WILL SINCLAIR RETURNED to his hostelry to sleep and to warn his men to be ready to ride come daylight, when they would return to Nithsdale, to check on young Henry and take him back to Arran if he was yet well enough, and to tell Jessie Randolph of what had been resolved in the matter of buying his ships. And for the first time, he found himself looking forward to seeing her again.

That gave him pause, and his own awareness of the pleasure he was feeling was even slightly startling. He lay on his back for a long time. What was it that had changed? he asked himself. And the answer came immediately that it was the woman herself who had precipitated everything, by her very being and by her matter-of-fact assumption that he would be willing to take her with him to the new land. No thought of hazards or the risks of sailing into an unknown ocean, but merely the straightforward acceptance of the truth of things: that he would go, and that he would take her with him. That conversation in the byre, so startling at the time, had worked a spell on him thereafter, for he had never stopped thinking about it—even, he now admitted to himself, when he had been unaware of thinking of it.

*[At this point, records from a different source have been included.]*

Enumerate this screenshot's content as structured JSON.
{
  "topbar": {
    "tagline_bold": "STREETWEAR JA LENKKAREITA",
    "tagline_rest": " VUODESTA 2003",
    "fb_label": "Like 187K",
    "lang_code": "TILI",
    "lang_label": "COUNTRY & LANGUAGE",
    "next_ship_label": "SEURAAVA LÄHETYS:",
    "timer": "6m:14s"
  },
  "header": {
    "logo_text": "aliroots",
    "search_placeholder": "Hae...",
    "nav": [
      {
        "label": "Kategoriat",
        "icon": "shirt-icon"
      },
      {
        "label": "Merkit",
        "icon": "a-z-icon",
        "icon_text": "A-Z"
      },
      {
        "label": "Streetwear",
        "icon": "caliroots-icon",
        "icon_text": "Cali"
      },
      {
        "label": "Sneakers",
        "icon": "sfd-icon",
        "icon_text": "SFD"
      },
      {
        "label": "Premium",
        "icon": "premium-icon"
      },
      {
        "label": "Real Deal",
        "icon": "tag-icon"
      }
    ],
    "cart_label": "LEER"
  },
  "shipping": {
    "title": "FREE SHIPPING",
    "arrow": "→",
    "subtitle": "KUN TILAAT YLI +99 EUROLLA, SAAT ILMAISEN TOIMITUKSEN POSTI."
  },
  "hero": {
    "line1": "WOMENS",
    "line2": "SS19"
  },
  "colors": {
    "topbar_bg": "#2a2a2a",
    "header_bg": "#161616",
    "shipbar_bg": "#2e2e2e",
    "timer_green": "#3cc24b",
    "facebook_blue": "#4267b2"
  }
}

Lying there in the darkness with no thought of sleep in his mind, he found himself smiling at the bald effrontery of her demand, until it came to him that there had been no effrontery involved. Now he acknowledged to himself, somewhat ruefully, that the “effrontery” had been but one more manifestation of the straightforward and uncompromising lack of guile that had fascinated him since first meeting this woman in La Rochelle years earlier.

He remembered, too, the guilt that had racked him then over his own simple awareness of womanliness—her beauty, he now acknowledged. He remembered inhaling the warm, disturbing scent of the subtle perfume she had worn that night, a wafting, heady aroma filled with the suggestions of body warmth and formless feminine intimacies, and he remembered gazing at, and trying not to focus upon, the way her clothes moved against her limbs and body. But only now could he admit to himself that the task of ignoring her presence had been akin to that of the legendary Danish King Cnut who had commanded the incoming tide to reverse itself and flow away at his royal behest.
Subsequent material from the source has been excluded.